5. How do you squash multiple commits?

# Interactive rebase — squash last 3 commits
git rebase -i HEAD~3

# Editor opens:
# pick abc123 feat: add login form
# pick def456 fix: correct validation
# pick ghi789 fix: typo in error message

# Change to:
# pick abc123 feat: add login form
# squash def456 fix: correct validation
# squash ghi789 fix: typo in error message

# Result: one clean commit with combined message

# Alternative: squash merge (GitHub/GitLab button)
# When merging PR, select "Squash and merge"
# All commits become one commit in main

6. What is cherry-pick?

# Apply a specific commit from another branch
git log --oneline feature-branch  # find the commit hash
git cherry-pick abc123            # apply just that commit

# Common use: apply a hotfix to multiple release branches
git checkout release/2.0
git cherry-pick fix/critical-bug-abc123
git checkout release/1.9
git cherry-pick fix/critical-bug-abc123

# Cherry-pick a range
git cherry-pick abc123..def456  # applies all commits in range

# If conflicts arise
git cherry-pick --continue  # after resolving conflicts
git cherry-pick --abort     # cancel cherry-pick

7. Explain branching strategies

GitFlow (complex, stable releases):
  main          — production
  develop       — integration
  feature/xxx   — feature branches
  release/1.0   — release preparation
  hotfix/xxx    — urgent fixes

GitHub Flow (simple, continuous delivery):
  main          — always deployable
  feature/xxx   — short-lived feature branches
  Pull Request → Code Review → Merge to main → Deploy

Trunk-Based Development (very short-lived branches):
  main (trunk)  — everyone commits daily
  feature/xxx   — max 1-2 days old, use feature flags

2026 recommendation: GitHub Flow or Trunk-Based for most teams

8. What is .gitignore and why is it important?

# .gitignore tells git which files to ignore
# Never commit:
# - Secrets/credentials (.env files!)
# - Dependencies (node_modules/, vendor/)
# - Build artifacts (dist/, __pycache__/)
# - OS files (.DS_Store, Thumbs.db)
# - IDE files (.idea/, .vscode/ — optional)

# Example .gitignore
*.env
*.env.*
node_modules/
dist/
build/
.DS_Store
__pycache__/
*.pyc
*.pem
*.key

# Already committed?
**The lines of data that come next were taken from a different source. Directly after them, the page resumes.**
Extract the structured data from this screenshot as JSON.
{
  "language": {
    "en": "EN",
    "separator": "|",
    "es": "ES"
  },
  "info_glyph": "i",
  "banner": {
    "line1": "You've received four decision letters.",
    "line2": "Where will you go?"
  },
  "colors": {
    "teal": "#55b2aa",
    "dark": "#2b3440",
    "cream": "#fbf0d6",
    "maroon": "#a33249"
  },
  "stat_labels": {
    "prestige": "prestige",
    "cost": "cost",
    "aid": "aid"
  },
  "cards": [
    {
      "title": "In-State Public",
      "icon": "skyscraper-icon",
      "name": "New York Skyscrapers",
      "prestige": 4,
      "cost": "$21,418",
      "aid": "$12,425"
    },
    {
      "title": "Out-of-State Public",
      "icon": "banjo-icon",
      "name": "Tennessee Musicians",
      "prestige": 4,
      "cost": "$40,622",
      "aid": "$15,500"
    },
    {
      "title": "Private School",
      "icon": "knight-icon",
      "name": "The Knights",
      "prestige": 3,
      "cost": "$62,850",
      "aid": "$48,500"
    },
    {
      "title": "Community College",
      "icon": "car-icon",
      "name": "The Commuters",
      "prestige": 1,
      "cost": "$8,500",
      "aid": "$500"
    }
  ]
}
Remove from tracking:
git rm --cached .env        # stop tracking but keep file
git rm -r --cached dist/    # stop tracking directory

# Global gitignore (applies to all repos)
git config --global core.excludesfile ~/.gitignore_global

Git interview success: understand the history model (commits, branches, HEAD), know the difference between merge and rebase and when to use each, explain reset vs revert clearly, and demonstrate knowledge of team workflows (GitHub Flow, GitFlow). Practice on real repositories — reading git history is easier than describing it theoretically.